Ratapan Guru Honorer di Gili Tapan

Sungguh ironis nasib guru honorer. Tenaganya dibutuhkan oleh pemerintah untuk mendidik anak-anak bangsa supaya bisa menjadi orang yang sejahtera, justru kesejahteraannya sendiri luput dari perhatian para penguasa di negeri ini.
Inilah secuil potret salah seorang guru honorer Marniati (29) yang mengajar di Sekolah Dasar Negeri (SDN) Gili Tapan Kecamatan Maronge Kabupaten Sumbawa. Potret guru honorer ini saya dapatkan saat berkunjung ke pulau tersebut pada Sabtu 20 Februari 2016.

Gili Tapan di Teluk SalehGili Tapan merupakan salah satu pulau kecil yang berada di Teluk Saleh wilayah Kecamatan Maronge Kabupaten Sumbawa.
Pulau yang cukup menawan ini dihuni oleh sekitar 70 kepala keluarga ini, terdiri dari para nelayan. Mereka datang dari berbagai daerah kemudian menetap menjadi penduduk setempat.
Dari 70 kepala keluarga di pulau kecil yang tidak memiliki sumber air bersih ini didominasi oleh warga asal Pulau Saelus Sulawesi Selatan. Air bersih untuk kebutuhan sehari-hari mereka ambil dari pulau kecil yang bersebelahan, yakni Gili Dempo yang jaraknya sekitar satu kilometer. 

Gili Tapan dapat ditempuh dengan menggunakan perahu motor sekitar 60 menit dari Pelabuhan Sangur Kecamatan Maronge. Dari kejauhan pulau yang pantainya terdiri dari pasir putih ini tampak indah di antara gugusan pulau kecil lainnya di perairan Teluk Saleh.

SDN Gili Tapan Kec MarongeDi pulau ini terdapat sebuah SDN yang terdiri dari 3 ruang kelas.
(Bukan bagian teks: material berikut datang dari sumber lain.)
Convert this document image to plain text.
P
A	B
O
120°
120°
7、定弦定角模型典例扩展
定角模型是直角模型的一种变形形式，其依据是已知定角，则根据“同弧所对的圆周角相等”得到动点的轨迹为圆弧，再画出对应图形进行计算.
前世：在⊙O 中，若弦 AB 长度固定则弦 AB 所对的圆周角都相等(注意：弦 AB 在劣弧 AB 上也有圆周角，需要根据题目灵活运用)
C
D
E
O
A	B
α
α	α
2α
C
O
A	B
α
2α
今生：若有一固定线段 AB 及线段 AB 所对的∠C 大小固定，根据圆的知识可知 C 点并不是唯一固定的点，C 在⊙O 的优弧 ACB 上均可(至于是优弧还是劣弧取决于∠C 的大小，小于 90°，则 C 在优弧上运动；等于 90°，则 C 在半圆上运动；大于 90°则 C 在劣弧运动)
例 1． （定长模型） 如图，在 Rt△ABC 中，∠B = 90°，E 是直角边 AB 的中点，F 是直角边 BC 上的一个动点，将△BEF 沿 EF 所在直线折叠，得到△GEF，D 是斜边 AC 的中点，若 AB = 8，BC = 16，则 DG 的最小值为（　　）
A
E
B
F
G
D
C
Dari hasil pengamatan, tampak sebagian sudut bangunannya sudah rusak, seperti platpon bocor, kursi dan meja di dalam ruang kelas juga dalam kondisi tidak layak pakai. Konon kalau hujan datang, ruang kelas SDN ini sering dihuni oleh ternak kambing milik warga setempat.
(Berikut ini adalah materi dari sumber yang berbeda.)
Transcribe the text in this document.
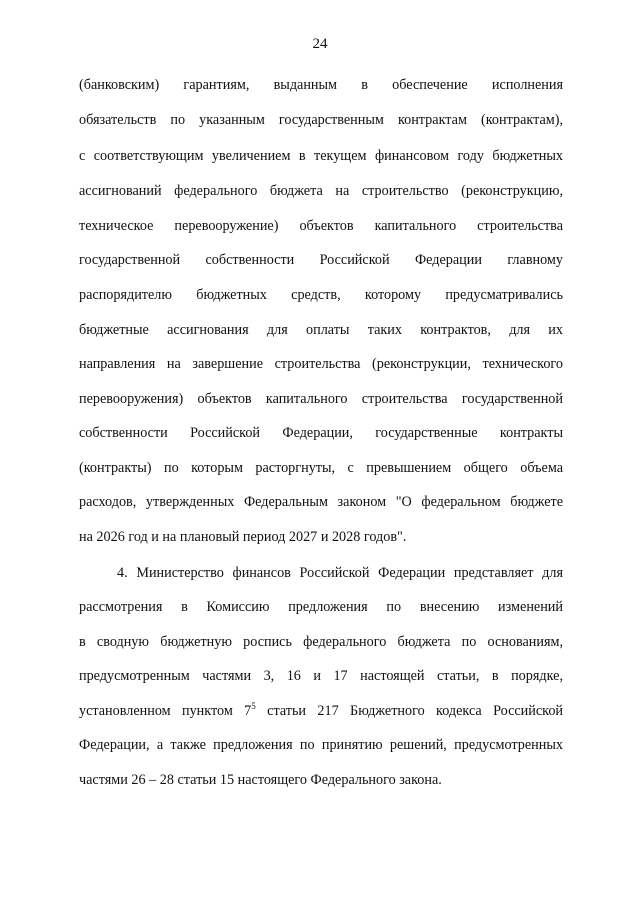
24
(банковским) гарантиям, выданным в обеспечение исполнения
обязательств по указанным государственным контрактам (контрактам),
с соответствующим увеличением в текущем финансовом году бюджетных
ассигнований федерального бюджета на строительство (реконструкцию,
техническое перевооружение) объектов капитального строительства
государственной собственности Российской Федерации главному
распорядителю бюджетных средств, которому предусматривались
бюджетные ассигнования для оплаты таких контрактов, для их
направления на завершение строительства (реконструкции, технического
перевооружения) объектов капитального строительства государственной
собственности Российской Федерации, государственные контракты
(контракты) по которым расторгнуты, с превышением общего объема
расходов, утвержденных Федеральным законом "О федеральном бюджете
на 2026 год и на плановый период 2027 и 2028 годов".
4. Министерство финансов Российской Федерации представляет для
рассмотрения в Комиссию предложения по внесению изменений
в сводную бюджетную роспись федерального бюджета по основаниям,
предусмотренным частями 3, 16 и 17 настоящей статьи, в порядке,
установленном пунктом $7^5$ статьи 217 Бюджетного кодекса Российской
Федерации, а также предложения по принятию решений, предусмотренных
частями 26 – 28 статьи 15 настоящего Федерального закона.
Saat saya mendatangi SDN tersebut, tampak sejumlah murid sedang bermain di halaman sekolah diawasi oleh seorang guru bernama Marniati. Hanya satu orang guru, tidak ada guru lain selain Marniati. Sambil menggendong bayinya, Marniati menyambut kedatangan saya dengan senyum ramah.
Ketika mengetahui saja wartawan, wanita beranak dua itu mengungkapkan beberapa unek-uneknya selama menjadi guru honor di SDN setempat, mulai dari keterbatasan fasilitas sekolah hingga minimnya upah yang diterima sebagai guru honor.
SDN Gili Tapan“Kalau dulu saya menerima honor sebesar Rp 700 ribu selama tiga bulan mengajar. Tapi sekarang bukannya tambah meningkat, justru semakin berkurang menjadi Rp 350 setiap tiga bulan. Dulu saya dikasih Rp 700 ribu karena masih sendiri menjadi guru honor. Sekarang sudah ada tambahan guru honor lagi yang berasal dari Gili Tapan juga,” ungkapnya dengan lirih.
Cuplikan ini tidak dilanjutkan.